Audio editing
Introduction
There are several layers to music/sound software starting nearest the hardware: #The sound system (jack, oss, alsa, arts) #The midi software synth (qsynth/fluidsynth, timidity) #The music editor & sequencer (rosegarden4, MusE) #Audio editor for editing wav files (Audacity, rezound)
For a quick HOWTO on all this see http://www.salisburys.net/linuxlog.html
Sound systems
The jack system is designed for professional work. It doesnt work well on a low power system (say less than 1GHz). You can to run with jack in realtime mode which needs a special flag in the kernel (realtime capabilities). libjackasyn provides the jacklaunch wrapper to start oss apps and send their output to jack (BUT: jacklaunch audacity segfaults). It works on top of alsa.
alsa works fine but cant share the sound device with other programs (actually it can with some tweaking: see http://alsa.opensrc.org/AlsaSharing ).
arts is the KDE sound server. It allows the sharing of the sound device, be it oss or alsa. There is a program artsdsp which will allow you to run most oss programs under arts - just say artsdsp <program> (unfortunately this doesnt work with timidity)

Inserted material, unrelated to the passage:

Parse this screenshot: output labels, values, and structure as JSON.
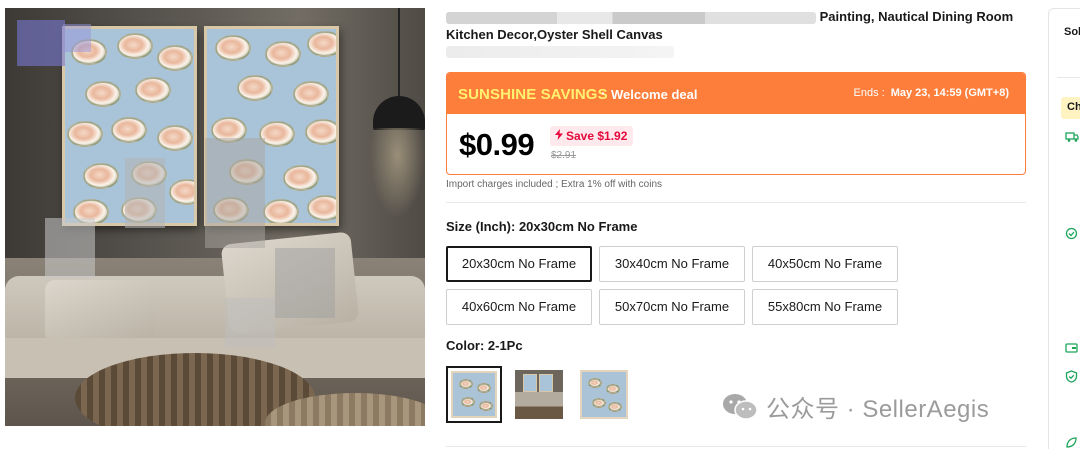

Basically it seems that for serious sequencing you need the capabilities of jack but for everything else (playing midi, editing wavs you can get away with arts).
MIDI Players
Timidity
Timidity is a MIDI player which is a breeze to install (remember to install the timidity-patches too), sounds gorgeous and allows easy alteration of pitch and tempo. Other effect are available from the command line. To use timidity as the midi out for rosegarden start it with the -iA flag. use -Os for alsa.
QSynth
qsynth (a very pretty front end for fluidsynth) gives you access to sound fonts and some effects. You can use arsdsp qsynth to run qsynth within KDEs arts sound system. Set the audio out to oss but leave the midi out as alsa_seq. If youve got a good sound font qsynth seems the best solution, if not: stick with timidity.
Music editors
Rosegarden4
A MIDI sequencer/composer package. Handles MIDI input and output. Rosegarden is good but without jack it cant play audio files, only midi. For midi only with score printing etc etc its great. For mixing audio samples with midi youd need to get jack working and rosegarden allows you to link to an external editor for editing sound files (Id use Audacity).
Muse
Having used MusE I prefer it to rosegarden but its a bit crashy at the moment (feb.04). You dont seem to get the interference in the sound from jack (perhaps because the interface is less flashy) and it has a set of built in soft synth interfaces which is a bit simpler than running up qsynth separately. It doesnt do notation.
Brahms
Brahms appears to offer both MIDI and notation editing/printing but works through arts and I couldnt get it to use a decent set of midi voices.
Audio (wave) editors
Audacity
Audacity is the best bet for most simple operations and is very pretty. It has no jack support but it does offer multitrack capability. The current time cursor doesnt work properly, probably because of the cacheing sound server.
Rezound
rezound: jack support, pretty but no toolbar or right click menus, no multitrack
Ardour
ardour: jack only, excellent multitrack recorder/editor
Sweep
sweep: no jack output, no multitrack
Glame
glame: jack support, too lean for me
Ecasound
ecasound: no longer developed
Audio encoding
cdparanoia
Probably the best quality CD audio extraction tool around. A command-line tool to reads tracks from audio CDs as .wav files.
Oggenc
Encoding .wav files to OggVorbis files.